Про кошек и собак я спросила у родителей. Они рассказали мне, что в детстве у меня была собака Лайна, рыжий сеттер, но она погибла под машиной, когда мне исполнилось тринадцать. Они утверждали, что я плакала о ней несколько месяцев. Я слушала их рассказ, кивала — и мне было очень стыдно, что сейчас эта история не вызывает во мне никакого отклика. Как будто бы я предала саму себя тем, что не могла заставить себя разделить ту боль и ту привязанность, которую имела много лет назад.
После этого случая спрашивать про друзей и про влюбленности мне резко расхотелось. Если мне покажут фотографию чужого, совершенно постороннего мне человека и объявят, что я была в него влюблена — получится гораздо хуже, чем в случае с погибшим сеттером.
Втайне опасаясь задушевных разговоров, я сосредоточилась на фотографиях, надеясь, что с ними все будет так же, как с прочитанными книгами. Начну смотреть — и вспомню что–то важное.

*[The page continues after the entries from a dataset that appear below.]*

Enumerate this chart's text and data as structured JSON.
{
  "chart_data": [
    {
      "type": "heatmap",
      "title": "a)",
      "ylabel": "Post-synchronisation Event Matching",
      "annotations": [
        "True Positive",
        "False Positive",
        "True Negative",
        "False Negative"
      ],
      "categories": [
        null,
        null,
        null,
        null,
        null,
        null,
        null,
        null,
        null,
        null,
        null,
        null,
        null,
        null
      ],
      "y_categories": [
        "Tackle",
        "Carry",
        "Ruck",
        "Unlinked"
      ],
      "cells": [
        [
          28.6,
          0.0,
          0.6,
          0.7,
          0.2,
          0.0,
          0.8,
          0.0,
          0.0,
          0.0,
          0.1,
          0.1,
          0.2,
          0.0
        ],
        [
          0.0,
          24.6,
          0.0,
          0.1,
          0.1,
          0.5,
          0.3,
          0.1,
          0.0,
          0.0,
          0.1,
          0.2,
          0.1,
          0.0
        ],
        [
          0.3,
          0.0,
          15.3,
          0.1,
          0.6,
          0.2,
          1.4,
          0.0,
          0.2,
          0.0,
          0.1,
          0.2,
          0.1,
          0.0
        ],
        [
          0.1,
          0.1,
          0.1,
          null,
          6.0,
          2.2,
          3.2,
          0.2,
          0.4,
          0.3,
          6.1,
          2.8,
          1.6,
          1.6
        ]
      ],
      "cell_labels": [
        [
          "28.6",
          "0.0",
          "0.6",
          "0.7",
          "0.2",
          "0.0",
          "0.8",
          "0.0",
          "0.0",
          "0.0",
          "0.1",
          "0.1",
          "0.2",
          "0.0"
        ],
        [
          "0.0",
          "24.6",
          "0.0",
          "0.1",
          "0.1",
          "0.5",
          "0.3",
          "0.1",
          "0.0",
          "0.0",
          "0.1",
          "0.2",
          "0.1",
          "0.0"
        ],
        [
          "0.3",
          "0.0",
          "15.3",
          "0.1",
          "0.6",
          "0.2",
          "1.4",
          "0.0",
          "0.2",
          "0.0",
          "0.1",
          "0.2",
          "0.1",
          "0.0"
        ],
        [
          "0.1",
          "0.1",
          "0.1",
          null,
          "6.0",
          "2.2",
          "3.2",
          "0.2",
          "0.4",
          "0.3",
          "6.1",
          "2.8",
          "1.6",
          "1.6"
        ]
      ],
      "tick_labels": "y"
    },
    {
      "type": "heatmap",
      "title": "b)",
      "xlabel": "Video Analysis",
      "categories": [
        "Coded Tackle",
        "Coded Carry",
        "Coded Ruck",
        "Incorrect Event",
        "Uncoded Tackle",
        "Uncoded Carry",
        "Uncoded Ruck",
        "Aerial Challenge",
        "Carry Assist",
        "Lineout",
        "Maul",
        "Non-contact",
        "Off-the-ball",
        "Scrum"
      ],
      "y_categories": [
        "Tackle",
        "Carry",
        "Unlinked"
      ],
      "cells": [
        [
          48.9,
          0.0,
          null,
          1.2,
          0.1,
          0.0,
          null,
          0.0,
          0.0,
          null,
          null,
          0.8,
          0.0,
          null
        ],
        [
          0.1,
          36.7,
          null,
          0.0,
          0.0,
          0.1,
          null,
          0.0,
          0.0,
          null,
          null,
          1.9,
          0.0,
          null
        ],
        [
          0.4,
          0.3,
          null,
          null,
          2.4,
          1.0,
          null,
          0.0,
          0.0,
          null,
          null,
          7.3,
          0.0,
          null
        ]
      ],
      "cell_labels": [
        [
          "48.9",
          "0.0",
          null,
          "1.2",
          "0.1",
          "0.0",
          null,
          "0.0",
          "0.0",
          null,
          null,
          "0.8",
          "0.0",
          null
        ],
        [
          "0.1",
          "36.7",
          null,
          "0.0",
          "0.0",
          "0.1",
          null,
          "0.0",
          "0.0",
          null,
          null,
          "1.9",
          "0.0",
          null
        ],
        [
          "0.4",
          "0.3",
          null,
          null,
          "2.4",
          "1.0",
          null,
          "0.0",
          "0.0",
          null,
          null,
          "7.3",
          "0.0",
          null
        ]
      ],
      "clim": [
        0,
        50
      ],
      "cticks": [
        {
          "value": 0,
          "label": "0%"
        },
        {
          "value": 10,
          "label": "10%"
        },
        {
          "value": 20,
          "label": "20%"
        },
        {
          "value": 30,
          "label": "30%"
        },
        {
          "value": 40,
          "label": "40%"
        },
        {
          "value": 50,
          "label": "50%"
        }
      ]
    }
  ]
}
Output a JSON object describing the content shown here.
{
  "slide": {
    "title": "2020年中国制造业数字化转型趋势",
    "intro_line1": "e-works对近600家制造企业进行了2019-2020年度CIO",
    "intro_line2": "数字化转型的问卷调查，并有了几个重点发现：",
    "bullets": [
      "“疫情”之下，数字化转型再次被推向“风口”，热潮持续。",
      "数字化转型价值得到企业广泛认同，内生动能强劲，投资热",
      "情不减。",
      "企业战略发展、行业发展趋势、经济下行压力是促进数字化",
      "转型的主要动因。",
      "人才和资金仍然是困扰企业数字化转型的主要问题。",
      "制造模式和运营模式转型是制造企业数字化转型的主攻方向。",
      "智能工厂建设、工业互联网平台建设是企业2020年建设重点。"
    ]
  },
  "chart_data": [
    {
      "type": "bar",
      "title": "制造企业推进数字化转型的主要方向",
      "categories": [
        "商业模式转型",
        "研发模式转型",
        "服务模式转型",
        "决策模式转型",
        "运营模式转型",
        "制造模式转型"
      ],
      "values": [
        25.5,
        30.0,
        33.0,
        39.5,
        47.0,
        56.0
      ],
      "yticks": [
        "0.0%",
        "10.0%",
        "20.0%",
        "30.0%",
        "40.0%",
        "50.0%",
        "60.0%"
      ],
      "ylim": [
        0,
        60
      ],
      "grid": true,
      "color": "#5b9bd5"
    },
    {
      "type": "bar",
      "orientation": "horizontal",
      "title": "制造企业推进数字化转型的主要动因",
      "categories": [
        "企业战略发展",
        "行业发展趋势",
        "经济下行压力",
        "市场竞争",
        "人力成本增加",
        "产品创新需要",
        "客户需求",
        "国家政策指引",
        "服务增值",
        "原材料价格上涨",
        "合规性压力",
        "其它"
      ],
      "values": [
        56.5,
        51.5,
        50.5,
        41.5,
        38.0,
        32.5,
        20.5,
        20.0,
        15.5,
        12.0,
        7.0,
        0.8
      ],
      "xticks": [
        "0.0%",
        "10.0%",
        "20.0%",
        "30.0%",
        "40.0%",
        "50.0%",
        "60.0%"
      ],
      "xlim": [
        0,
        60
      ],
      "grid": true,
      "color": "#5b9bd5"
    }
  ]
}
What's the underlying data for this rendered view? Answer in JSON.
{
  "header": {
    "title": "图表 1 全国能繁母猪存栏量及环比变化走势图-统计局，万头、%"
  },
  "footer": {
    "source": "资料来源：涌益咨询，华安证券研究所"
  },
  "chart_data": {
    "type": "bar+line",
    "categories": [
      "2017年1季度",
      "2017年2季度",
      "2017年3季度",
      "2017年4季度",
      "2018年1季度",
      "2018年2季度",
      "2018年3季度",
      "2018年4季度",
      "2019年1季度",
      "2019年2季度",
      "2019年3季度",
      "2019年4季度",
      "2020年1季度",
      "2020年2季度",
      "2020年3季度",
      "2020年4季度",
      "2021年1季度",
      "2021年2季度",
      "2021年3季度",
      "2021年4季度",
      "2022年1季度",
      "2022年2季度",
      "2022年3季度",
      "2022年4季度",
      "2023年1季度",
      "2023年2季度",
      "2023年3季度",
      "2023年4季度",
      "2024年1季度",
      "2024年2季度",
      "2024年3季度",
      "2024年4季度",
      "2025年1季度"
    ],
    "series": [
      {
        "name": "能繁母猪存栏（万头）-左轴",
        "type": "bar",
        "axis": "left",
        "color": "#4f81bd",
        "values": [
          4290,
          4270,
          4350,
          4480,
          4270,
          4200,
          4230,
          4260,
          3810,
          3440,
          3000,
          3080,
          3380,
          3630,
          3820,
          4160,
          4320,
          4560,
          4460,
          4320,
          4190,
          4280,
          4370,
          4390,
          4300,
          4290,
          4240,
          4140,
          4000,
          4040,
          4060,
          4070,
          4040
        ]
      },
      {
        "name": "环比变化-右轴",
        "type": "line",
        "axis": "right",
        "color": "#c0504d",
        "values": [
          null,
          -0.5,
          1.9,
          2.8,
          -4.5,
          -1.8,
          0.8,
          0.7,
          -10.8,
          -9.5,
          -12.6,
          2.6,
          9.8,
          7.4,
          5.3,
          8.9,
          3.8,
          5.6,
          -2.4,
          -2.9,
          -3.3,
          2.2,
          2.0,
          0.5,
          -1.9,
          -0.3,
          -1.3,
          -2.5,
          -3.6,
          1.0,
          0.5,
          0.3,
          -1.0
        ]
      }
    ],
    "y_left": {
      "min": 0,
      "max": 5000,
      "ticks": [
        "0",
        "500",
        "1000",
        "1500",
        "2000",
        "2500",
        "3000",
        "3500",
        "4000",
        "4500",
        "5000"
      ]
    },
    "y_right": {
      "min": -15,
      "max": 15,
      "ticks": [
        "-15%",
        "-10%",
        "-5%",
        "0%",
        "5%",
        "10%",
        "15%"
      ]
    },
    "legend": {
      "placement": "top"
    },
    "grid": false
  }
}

По моей просьбе мать с отцом достали целый ворох фотографий и альбомов, и я просидела целый день, перебирая снимки и пытаясь пробудить в себе какие–то воспоминания. Нельзя сказать, что мне это совсем не удалось. К примеру, когда я рассматривала фотографию, на которой маленькая девочка с двумя темными хвостиками стояла под огромной новогодней елкой, то смутно припомнила, что это был какой–то детский утренник в большом и светлом зале, на котором каждому из нас дарили по большой коробке конфет. А когда та же девочка, только уже постарше, с комически серьезным видом сидела за маленькой партой рядом с мальчиком, казавшимся еще серьезнее ее — то в памяти смутно колыхнулось воспоминание о небольшой, покрашенной веселой желтой краской школе, куда я пошла когда–то в первый класс. Мне вспомнился даже огромный, одуряющий тяжелым маслянистым запахом букет из белых и лиловых астр, который я держала на линейке и который в конце концов сунула под мышку, так как он мешал мне аплодировать. Но кроме таких единичных и разрозненных воспоминаний, мой улов в тот день был небогат. В нескольких пухлых, как старинные бухгалтерские книги, альбомах с фотографиями содержалась вся история темноволосой девочки, но ощутить с ней настоящее родство я так и не сумела. Через пару лет смешные хвостики сменила толстая косичка, а потом какая–то затейливая стрижка «лесенкой». Еще там были снимки с отдыха — крымские горы и египетские пляжи, шорты, белые молочные коктейли и кислотно–яркие купальники. Короче, ничего особенного. «Фотохроника» оборвалась, когда темноволосой девочке было примерно лет двенадцать. Снимков, на которых я была бы старше, мне найти не удалось. Когда я спросила маму, где все остальные фотографии, она сказала, что альбомы «взрослых» лет случайно потерялись после переезда. А потом, слегка замявшись, сообщила, что в подростковом возрасте мне разонравилось фотографироваться, так что за семь лет едва набралось несколько десятков снимков.